Copper-breaking Figure Item Number: A7878 from the MOA: University of British Columbia

Description

Copper-breaking stand, or figure, in the form of a bear. The bear is carved in a crouched position, holding a human face mask in its front paws, with bared teeth. There is an iron platform on top of its head. Painted red, green, white, black and brown. All the teeth and claws are painted white, including the teeth of the mask.

History Of Use

This heavy figure of a crouching grizzly bear was carved to serve as a platform on which to ceremonially break a t̕łaḵwa, or copper -- a shield-shaped sheet of beaten copper often representing great wealth -- as a challenging gesture toward rival chiefs.
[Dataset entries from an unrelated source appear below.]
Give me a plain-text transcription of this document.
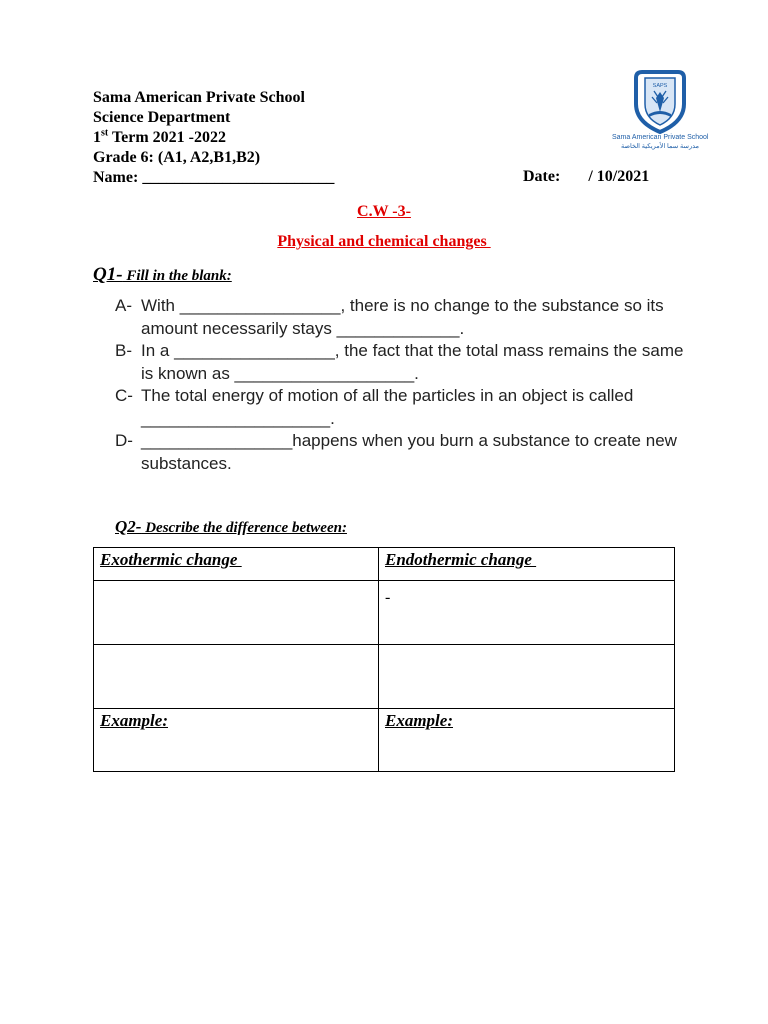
Sama American Private School
Science Department
1st Term 2021 -2022
Grade 6: (A1, A2,B1,B2)
Name: ________________________	Date: / 10/2021
SAPS
Sama American Private School
مدرسة سما الأمريكية الخاصة
C.W -3-
Physical and chemical changes
Q1- Fill in the blank:
A- With _________________, there is no change to the substance so its amount necessarily stays _____________.
B- In a _________________, the fact that the total mass remains the same is known as ___________________.
C- The total energy of motion of all the particles in an object is called ____________________.
D- ________________happens when you burn a substance to create new substances.
Q2- Describe the difference between:
Exothermic change	Endothermic change
	-

Example:	Example:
The bear has a steel plate bolted onto the top of its head for this purpose, but whether it was actually used in a copper breaking is no longer known. A Kwakwaka’wakw chief would display his coppers at a potlatch his family is hosting; such coppers would each have their own name and history. In the 19th and early-20th centuries, coppers were also a kind of banking system. Occasionally, a copper breaking would take place: as William Wasden, Jr., explains, “If I insult you, you quickly give me a piece of a valuable copper; I’ll have to get a copper of equal value to break it back in order to say that my words are valid or that I’m not intimidated.”

Iconographic Meaning

Represents grizzly bear.

Narrative

Before Scow family members sold this figure in 1961 (from Ernie Scow to Mayer of Muse Antiques?), it belonged to Kwikwasut̕inexw hereditary chief Peter Scow of Gilford Island. It is said to have been carved by Gayusdi’salas (Herbert Johnson), head hereditary Haxwa’mis chief of Wakeman Sound. The Haxwa’mis and the Kwikwasut̕inexw (Gilford Island) are two of the four Kwakwaka’wakw groups that make up the Musgamakw Dzawada’enuxw people; the others are the Dzawada’enuxw (Kingcome Inlet) and the Gwawa’enuxw (Hopetown). Johnson lived and worked at Gwa’yi, Kingcome Village. In Feb. 2018, the figure was loaned to the Scow family for the potlach in Alert Bay, celebrating Xamag̱a̱me' Gig̱a̱me' K̓odalagi̱lis [Xamag̱a̱me' Gig̱a̱me' K̓odalagi̱lis, Byron Alfred - Kwikwasut̕inexw.